Here at Curvegrid, I enjoy following the many ways blockchain and smart contract technologies are being applied to financial markets. Some projects are addressing inefficiencies in the existing financial system. Others are creating new, blockchain-native platforms, such as decentralized lending. Some platforms offer new opportunities for speculation.
Recently I came across a company that falls into this last category. It had a polished website and offered sophisticated products linked to crypto-assets, but something was off. It was promoting the trading of these products as a competitive game, with big payoffs to the winner. This is not a constructive model for putting one’s money at risk.
As we use blockchain to remove intermediaries and democratize access to sophisticated ways to take financial risk, we are giving individuals more flexibility to express their view on the market, but we may also be forgoing safeguards as well. Not unlike medicines made suddenly available over-the-counter, this shifts the burden of responsibility to the individual to exercise caution, think critically, and educate themselves in the face of increasingly complex choices.

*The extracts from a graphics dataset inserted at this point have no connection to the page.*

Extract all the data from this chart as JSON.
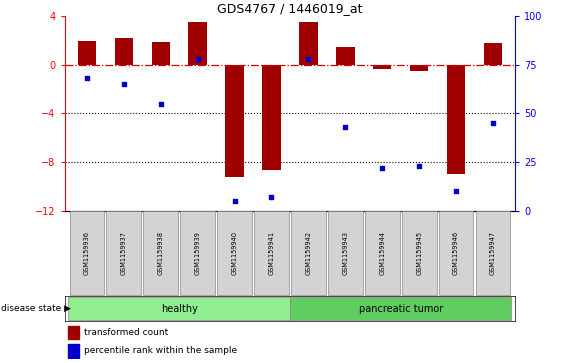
{
  "title": "GDS4767 / 1446019_at",
  "samples": [
    "GSM1159936",
    "GSM1159937",
    "GSM1159938",
    "GSM1159939",
    "GSM1159940",
    "GSM1159941",
    "GSM1159942",
    "GSM1159943",
    "GSM1159944",
    "GSM1159945",
    "GSM1159946",
    "GSM1159947"
  ],
  "transformed_count": [
    2.0,
    2.2,
    1.9,
    3.5,
    -9.2,
    -8.7,
    3.55,
    1.5,
    -0.3,
    -0.5,
    -9.0,
    1.8
  ],
  "percentile_rank": [
    68,
    65,
    55,
    78,
    5,
    7,
    78,
    43,
    22,
    23,
    10,
    45
  ],
  "ylim_left": [
    -12,
    4
  ],
  "ylim_right": [
    0,
    100
  ],
  "bar_color": "#a00000",
  "dot_color": "#0000cc",
  "hline_color": "#cc0000",
  "gridline_color": "#000000",
  "healthy_count": 6,
  "tumor_count": 6,
  "healthy_color": "#90ee90",
  "tumor_color": "#5fcd5f",
  "label_bg_color": "#d3d3d3",
  "disease_label": "disease state",
  "healthy_label": "healthy",
  "tumor_label": "pancreatic tumor",
  "legend1": "transformed count",
  "legend2": "percentile rank within the sample",
  "yticks_left": [
    4,
    0,
    -4,
    -8,
    -12
  ],
  "yticks_right": [
    100,
    75,
    50,
    25,
    0
  ],
  "dotted_lines": [
    -4,
    -8
  ]
}
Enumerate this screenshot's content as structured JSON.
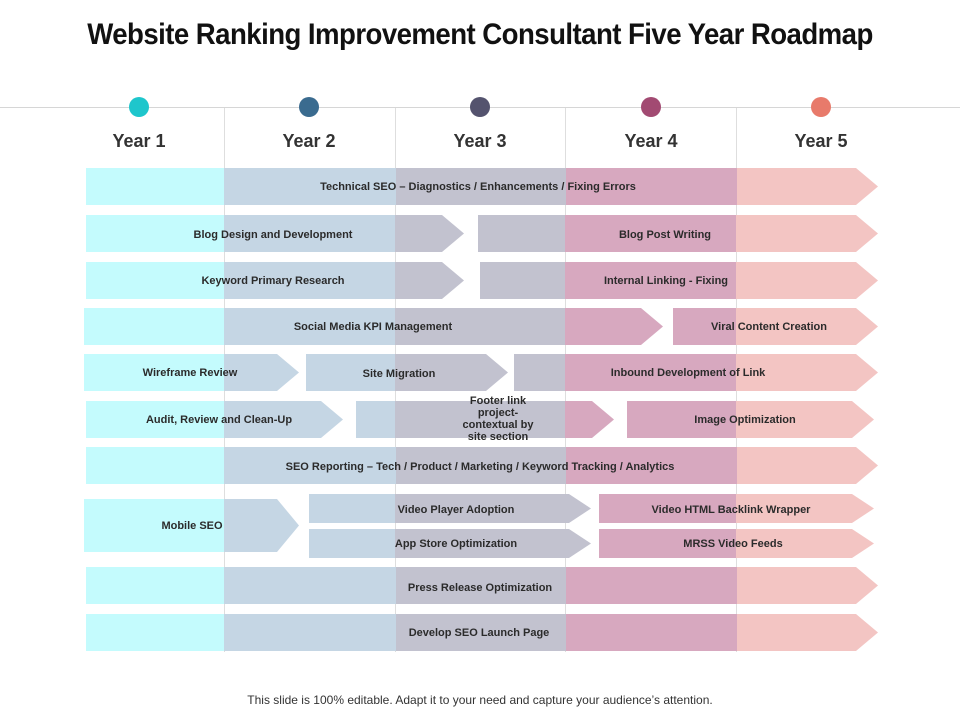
{
  "title": "Website Ranking Improvement Consultant Five Year Roadmap",
  "years": [
    {
      "label": "Year 1",
      "color": "#1ec6cc"
    },
    {
      "label": "Year 2",
      "color": "#3a6b8f"
    },
    {
      "label": "Year 3",
      "color": "#54536e"
    },
    {
      "label": "Year 4",
      "color": "#a24a72"
    },
    {
      "label": "Year 5",
      "color": "#e87a6b"
    }
  ],
  "tasks": {
    "technical_seo": "Technical SEO – Diagnostics / Enhancements / Fixing Errors",
    "blog_design": "Blog Design and Development",
    "blog_post_writing": "Blog Post Writing",
    "keyword_research": "Keyword Primary Research",
    "internal_linking": "Internal Linking - Fixing",
    "social_media_kpi": "Social Media KPI Management",
    "viral_content": "Viral Content Creation",
    "wireframe_review": "Wireframe Review",
    "site_migration": "Site Migration",
    "inbound_link": "Inbound Development of Link",
    "audit_review": "Audit, Review and Clean-Up",
    "footer_link": "Footer link project-contextual by site section",
    "image_optimization": "Image Optimization",
    "seo_reporting": "SEO Reporting – Tech / Product / Marketing / Keyword Tracking / Analytics",
    "mobile_seo": "Mobile SEO",
    "video_player": "Video Player Adoption",
    "video_html_backlink": "Video HTML Backlink Wrapper",
    "app_store": "App Store Optimization",
    "mrss_feeds": "MRSS Video Feeds",
    "press_release": "Press Release Optimization",
    "seo_launch": "Develop SEO Launch Page"
  },
  "footer": "This slide is 100% editable. Adapt it to your need and capture your audience’s attention."
}
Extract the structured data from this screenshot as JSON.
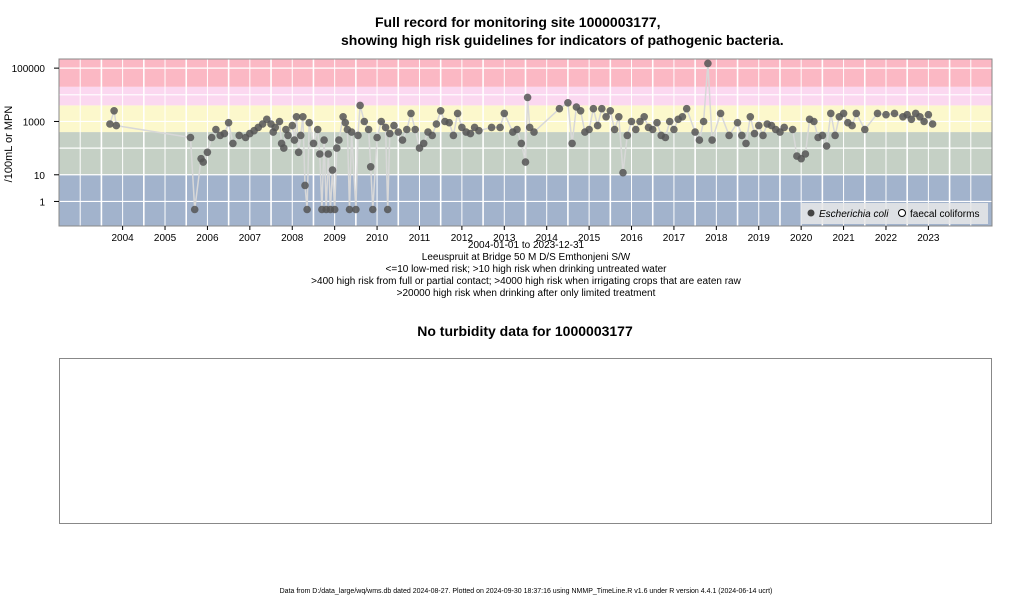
{
  "titles": {
    "line1": "Full record for monitoring site 1000003177,",
    "line2": "showing high risk guidelines for indicators of pathogenic bacteria."
  },
  "subtitles": {
    "date_range": "2004-01-01 to 2023-12-31",
    "site": "Leeuspruit at Bridge 50 M D/S Emthonjeni S/W",
    "guide1": "<=10 low-med risk; >10 high risk when drinking untreated water",
    "guide2": ">400 high risk from full or partial contact; >4000 high risk when irrigating crops that are eaten raw",
    "guide3": ">20000 high risk when drinking after only limited treatment"
  },
  "turbidity": {
    "title": "No turbidity data for 1000003177"
  },
  "footer": "Data from D:/data_large/wq/wms.db dated 2024-08-27. Plotted on 2024-09-30 18:37:16 using NMMP_TimeLine.R v1.6 under R version 4.4.1 (2024-06-14 ucrt)",
  "colors": {
    "band_low": "#a2b3cc",
    "band_contact": "#c5d0c5",
    "band_irrigation": "#fcf8cc",
    "band_limited": "#fbd8f0",
    "band_high": "#fbb8c4",
    "points": "#555555",
    "line": "#d8d8d8",
    "grid": "#ffffff"
  },
  "chart_data": {
    "type": "scatter",
    "scale": "log10",
    "xlim": [
      "2003-01-01",
      "2024-12-31"
    ],
    "ylim": [
      0.12,
      220000
    ],
    "ylabel": "/100mL or MPN",
    "y_ticks": [
      1,
      10,
      1000,
      100000
    ],
    "y_tick_labels": [
      "1",
      "10",
      "1000",
      "100000"
    ],
    "x_tick_labels": [
      "2004",
      "2005",
      "2006",
      "2007",
      "2008",
      "2009",
      "2010",
      "2011",
      "2012",
      "2013",
      "2014",
      "2015",
      "2016",
      "2017",
      "2018",
      "2019",
      "2020",
      "2021",
      "2022",
      "2023"
    ],
    "risk_bands": [
      {
        "from": 0.12,
        "to": 10,
        "color_key": "band_low"
      },
      {
        "from": 10,
        "to": 400,
        "color_key": "band_contact"
      },
      {
        "from": 400,
        "to": 4000,
        "color_key": "band_irrigation"
      },
      {
        "from": 4000,
        "to": 20000,
        "color_key": "band_limited"
      },
      {
        "from": 20000,
        "to": 220000,
        "color_key": "band_high"
      }
    ],
    "grid": true,
    "legend_position": "bottom-right",
    "series": [
      {
        "name": "Escherichia coli",
        "marker": "filled",
        "points": [
          [
            "2004.20",
            800
          ],
          [
            "2004.30",
            2500
          ],
          [
            "2004.35",
            700
          ],
          [
            "2006.10",
            250
          ],
          [
            "2006.20",
            0.5
          ],
          [
            "2006.35",
            40
          ],
          [
            "2006.40",
            30
          ],
          [
            "2006.50",
            70
          ],
          [
            "2006.60",
            250
          ],
          [
            "2006.70",
            500
          ],
          [
            "2006.80",
            300
          ],
          [
            "2006.90",
            350
          ],
          [
            "2007.00",
            900
          ],
          [
            "2007.10",
            150
          ],
          [
            "2007.25",
            300
          ],
          [
            "2007.40",
            250
          ],
          [
            "2007.50",
            350
          ],
          [
            "2007.60",
            450
          ],
          [
            "2007.70",
            600
          ],
          [
            "2007.80",
            800
          ],
          [
            "2007.90",
            1200
          ],
          [
            "2008.00",
            800
          ],
          [
            "2008.05",
            400
          ],
          [
            "2008.10",
            600
          ],
          [
            "2008.20",
            1000
          ],
          [
            "2008.25",
            150
          ],
          [
            "2008.30",
            100
          ],
          [
            "2008.35",
            500
          ],
          [
            "2008.40",
            300
          ],
          [
            "2008.50",
            700
          ],
          [
            "2008.55",
            200
          ],
          [
            "2008.60",
            1500
          ],
          [
            "2008.65",
            70
          ],
          [
            "2008.70",
            300
          ],
          [
            "2008.75",
            1500
          ],
          [
            "2008.80",
            4
          ],
          [
            "2008.85",
            0.5
          ],
          [
            "2008.90",
            900
          ],
          [
            "2009.00",
            150
          ],
          [
            "2009.10",
            500
          ],
          [
            "2009.15",
            60
          ],
          [
            "2009.20",
            0.5
          ],
          [
            "2009.25",
            200
          ],
          [
            "2009.30",
            0.5
          ],
          [
            "2009.35",
            60
          ],
          [
            "2009.40",
            0.5
          ],
          [
            "2009.45",
            15
          ],
          [
            "2009.50",
            0.5
          ],
          [
            "2009.55",
            100
          ],
          [
            "2009.60",
            200
          ],
          [
            "2009.70",
            1500
          ],
          [
            "2009.75",
            900
          ],
          [
            "2009.80",
            500
          ],
          [
            "2009.85",
            0.5
          ],
          [
            "2009.90",
            400
          ],
          [
            "2010.00",
            0.5
          ],
          [
            "2010.05",
            300
          ],
          [
            "2010.10",
            4000
          ],
          [
            "2010.20",
            1000
          ],
          [
            "2010.30",
            500
          ],
          [
            "2010.35",
            20
          ],
          [
            "2010.40",
            0.5
          ],
          [
            "2010.50",
            250
          ],
          [
            "2010.60",
            1000
          ],
          [
            "2010.70",
            600
          ],
          [
            "2010.75",
            0.5
          ],
          [
            "2010.80",
            350
          ],
          [
            "2010.90",
            700
          ],
          [
            "2011.00",
            400
          ],
          [
            "2011.10",
            200
          ],
          [
            "2011.20",
            500
          ],
          [
            "2011.30",
            2000
          ],
          [
            "2011.40",
            500
          ],
          [
            "2011.50",
            100
          ],
          [
            "2011.60",
            150
          ],
          [
            "2011.70",
            400
          ],
          [
            "2011.80",
            300
          ],
          [
            "2011.90",
            800
          ],
          [
            "2012.00",
            2500
          ],
          [
            "2012.10",
            1000
          ],
          [
            "2012.20",
            900
          ],
          [
            "2012.30",
            300
          ],
          [
            "2012.40",
            2000
          ],
          [
            "2012.50",
            600
          ],
          [
            "2012.60",
            400
          ],
          [
            "2012.70",
            350
          ],
          [
            "2012.80",
            600
          ],
          [
            "2012.90",
            450
          ],
          [
            "2013.20",
            600
          ],
          [
            "2013.40",
            600
          ],
          [
            "2013.50",
            2000
          ],
          [
            "2013.70",
            400
          ],
          [
            "2013.80",
            500
          ],
          [
            "2013.90",
            150
          ],
          [
            "2014.00",
            30
          ],
          [
            "2014.05",
            8000
          ],
          [
            "2014.10",
            600
          ],
          [
            "2014.20",
            400
          ],
          [
            "2014.80",
            3000
          ],
          [
            "2015.00",
            5000
          ],
          [
            "2015.10",
            150
          ],
          [
            "2015.20",
            3500
          ],
          [
            "2015.30",
            2500
          ],
          [
            "2015.40",
            400
          ],
          [
            "2015.50",
            500
          ],
          [
            "2015.60",
            3000
          ],
          [
            "2015.70",
            700
          ],
          [
            "2015.80",
            3000
          ],
          [
            "2015.90",
            1500
          ],
          [
            "2016.00",
            2500
          ],
          [
            "2016.10",
            500
          ],
          [
            "2016.20",
            1500
          ],
          [
            "2016.30",
            12
          ],
          [
            "2016.40",
            300
          ],
          [
            "2016.50",
            1000
          ],
          [
            "2016.60",
            500
          ],
          [
            "2016.70",
            1000
          ],
          [
            "2016.80",
            1500
          ],
          [
            "2016.90",
            600
          ],
          [
            "2017.00",
            500
          ],
          [
            "2017.10",
            900
          ],
          [
            "2017.20",
            300
          ],
          [
            "2017.30",
            250
          ],
          [
            "2017.40",
            1000
          ],
          [
            "2017.50",
            500
          ],
          [
            "2017.60",
            1200
          ],
          [
            "2017.70",
            1500
          ],
          [
            "2017.80",
            3000
          ],
          [
            "2018.00",
            400
          ],
          [
            "2018.10",
            200
          ],
          [
            "2018.20",
            1000
          ],
          [
            "2018.30",
            150000
          ],
          [
            "2018.40",
            200
          ],
          [
            "2018.60",
            2000
          ],
          [
            "2018.80",
            300
          ],
          [
            "2019.00",
            900
          ],
          [
            "2019.10",
            300
          ],
          [
            "2019.20",
            150
          ],
          [
            "2019.30",
            1500
          ],
          [
            "2019.40",
            350
          ],
          [
            "2019.50",
            700
          ],
          [
            "2019.60",
            300
          ],
          [
            "2019.70",
            800
          ],
          [
            "2019.80",
            700
          ],
          [
            "2019.90",
            500
          ],
          [
            "2020.00",
            400
          ],
          [
            "2020.10",
            600
          ],
          [
            "2020.30",
            500
          ],
          [
            "2020.40",
            50
          ],
          [
            "2020.50",
            40
          ],
          [
            "2020.60",
            60
          ],
          [
            "2020.70",
            1200
          ],
          [
            "2020.80",
            1000
          ],
          [
            "2020.90",
            250
          ],
          [
            "2021.00",
            300
          ],
          [
            "2021.10",
            120
          ],
          [
            "2021.20",
            2000
          ],
          [
            "2021.30",
            300
          ],
          [
            "2021.40",
            1500
          ],
          [
            "2021.50",
            2000
          ],
          [
            "2021.60",
            900
          ],
          [
            "2021.70",
            700
          ],
          [
            "2021.80",
            2000
          ],
          [
            "2022.00",
            500
          ],
          [
            "2022.30",
            2000
          ],
          [
            "2022.50",
            1800
          ],
          [
            "2022.70",
            2000
          ],
          [
            "2022.90",
            1500
          ],
          [
            "2023.00",
            1800
          ],
          [
            "2023.10",
            1200
          ],
          [
            "2023.20",
            2000
          ],
          [
            "2023.30",
            1500
          ],
          [
            "2023.40",
            1000
          ],
          [
            "2023.50",
            1800
          ],
          [
            "2023.60",
            800
          ]
        ]
      },
      {
        "name": "faecal coliforms",
        "marker": "open",
        "points": []
      }
    ]
  }
}
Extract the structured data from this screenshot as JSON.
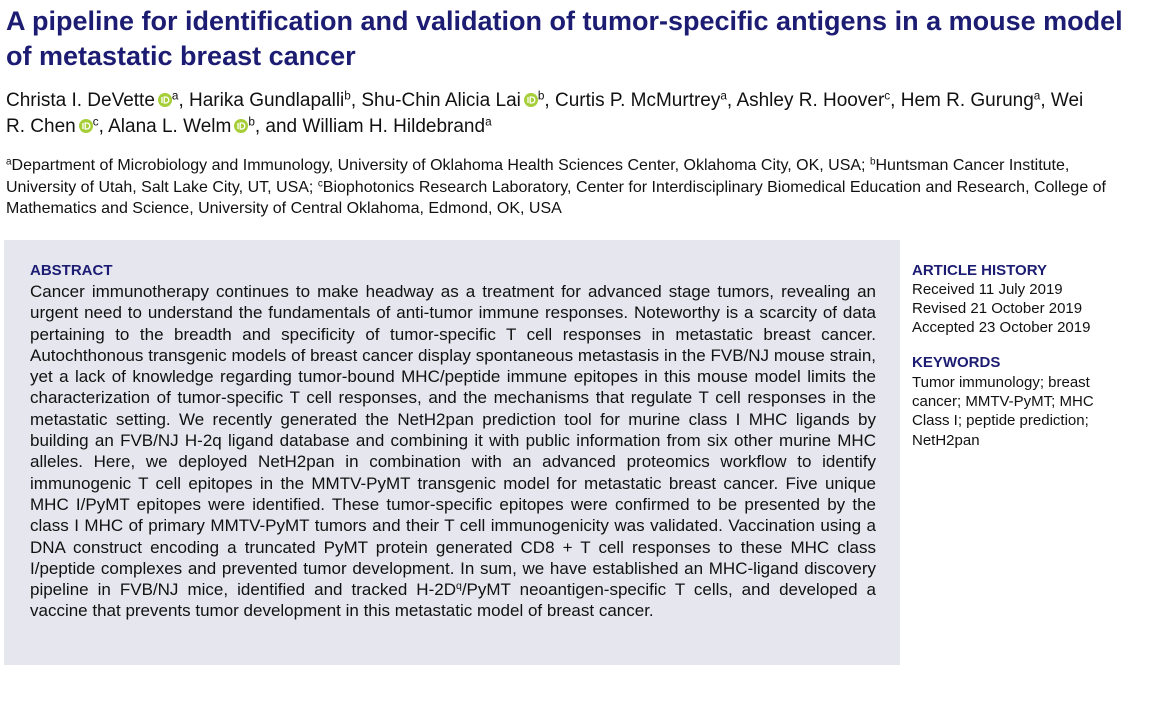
{
  "header": {
    "title": "A pipeline for identification and validation of tumor-specific antigens in a mouse model of metastatic breast cancer",
    "authors": [
      {
        "name": "Christa I. DeVette",
        "orcid": true,
        "affiliation": "a",
        "sep": ", "
      },
      {
        "name": "Harika Gundlapalli",
        "orcid": false,
        "affiliation": "b",
        "sep": ", "
      },
      {
        "name": "Shu-Chin Alicia Lai",
        "orcid": true,
        "affiliation": "b",
        "sep": ", "
      },
      {
        "name": "Curtis P. McMurtrey",
        "orcid": false,
        "affiliation": "a",
        "sep": ", "
      },
      {
        "name": "Ashley R. Hoover",
        "orcid": false,
        "affiliation": "c",
        "sep": ", "
      },
      {
        "name": "Hem R. Gurung",
        "orcid": false,
        "affiliation": "a",
        "sep": ", "
      },
      {
        "name": "Wei R. Chen",
        "orcid": true,
        "affiliation": "c",
        "sep": ", "
      },
      {
        "name": "Alana L. Welm",
        "orcid": true,
        "affiliation": "b",
        "sep": ", and "
      },
      {
        "name": "William H. Hildebrand",
        "orcid": false,
        "affiliation": "a"
      }
    ],
    "affiliations": [
      {
        "label": "a",
        "text": "Department of Microbiology and Immunology, University of Oklahoma Health Sciences Center, Oklahoma City, OK, USA; "
      },
      {
        "label": "b",
        "text": "Huntsman Cancer Institute, University of Utah, Salt Lake City, UT, USA; "
      },
      {
        "label": "c",
        "text": "Biophotonics Research Laboratory, Center for Interdisciplinary Biomedical Education and Research, College of Mathematics and Science, University of Central Oklahoma, Edmond, OK, USA"
      }
    ]
  },
  "abstract": {
    "heading": "ABSTRACT",
    "text_before": "Cancer immunotherapy continues to make headway as a treatment for advanced stage tumors, revealing an urgent need to understand the fundamentals of anti-tumor immune responses. Noteworthy is a scarcity of data pertaining to the breadth and specificity of tumor-specific T cell responses in metastatic breast cancer. Autochthonous transgenic models of breast cancer display spontaneous metastasis in the FVB/NJ mouse strain, yet a lack of knowledge regarding tumor-bound MHC/peptide immune epitopes in this mouse model limits the characterization of tumor-specific T cell responses, and the mechanisms that regulate T cell responses in the metastatic setting. We recently generated the NetH2pan prediction tool for murine class I MHC ligands by building an FVB/NJ H-2q ligand database and combining it with public information from six other murine MHC alleles. Here, we deployed NetH2pan in combination with an advanced proteomics workflow to identify immunogenic T cell epitopes in the MMTV-PyMT transgenic model for metastatic breast cancer. Five unique MHC I/PyMT epitopes were identified. These tumor-specific epitopes were confirmed to be presented by the class I MHC of primary MMTV-PyMT tumors and their T cell immunogenicity was validated. Vaccination using a DNA construct encoding a truncated PyMT protein generated CD8 + T cell responses to these MHC class I/peptide complexes and prevented tumor development. In sum, we have established an MHC-ligand discovery pipeline in FVB/NJ mice, identified and tracked H-2D",
    "text_superscript": "q",
    "text_after": "/PyMT neoantigen-specific T cells, and developed a vaccine that prevents tumor development in this metastatic model of breast cancer."
  },
  "sidebar": {
    "history_heading": "ARTICLE HISTORY",
    "history": [
      "Received 11 July 2019",
      "Revised 21 October 2019",
      "Accepted 23 October 2019"
    ],
    "keywords_heading": "KEYWORDS",
    "keywords": "Tumor immunology; breast cancer; MMTV-PyMT; MHC Class I; peptide prediction; NetH2pan"
  }
}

I hope that we eventually add decentralized self-regulatory organizations to this crypto-asset landscape. Such an organization could borrow from the DAO model and serve to facilitate market integrity and best practices among participants, similar to the role of SRO's such as FINRA in the traditional financial system. This vision may still be far off, but there are already projects, such as DeFi Score, that point to a future where investor choice is bolstered by smart oversight, and where the decentralization of markets does not lead to the diffusion of industry responsibility.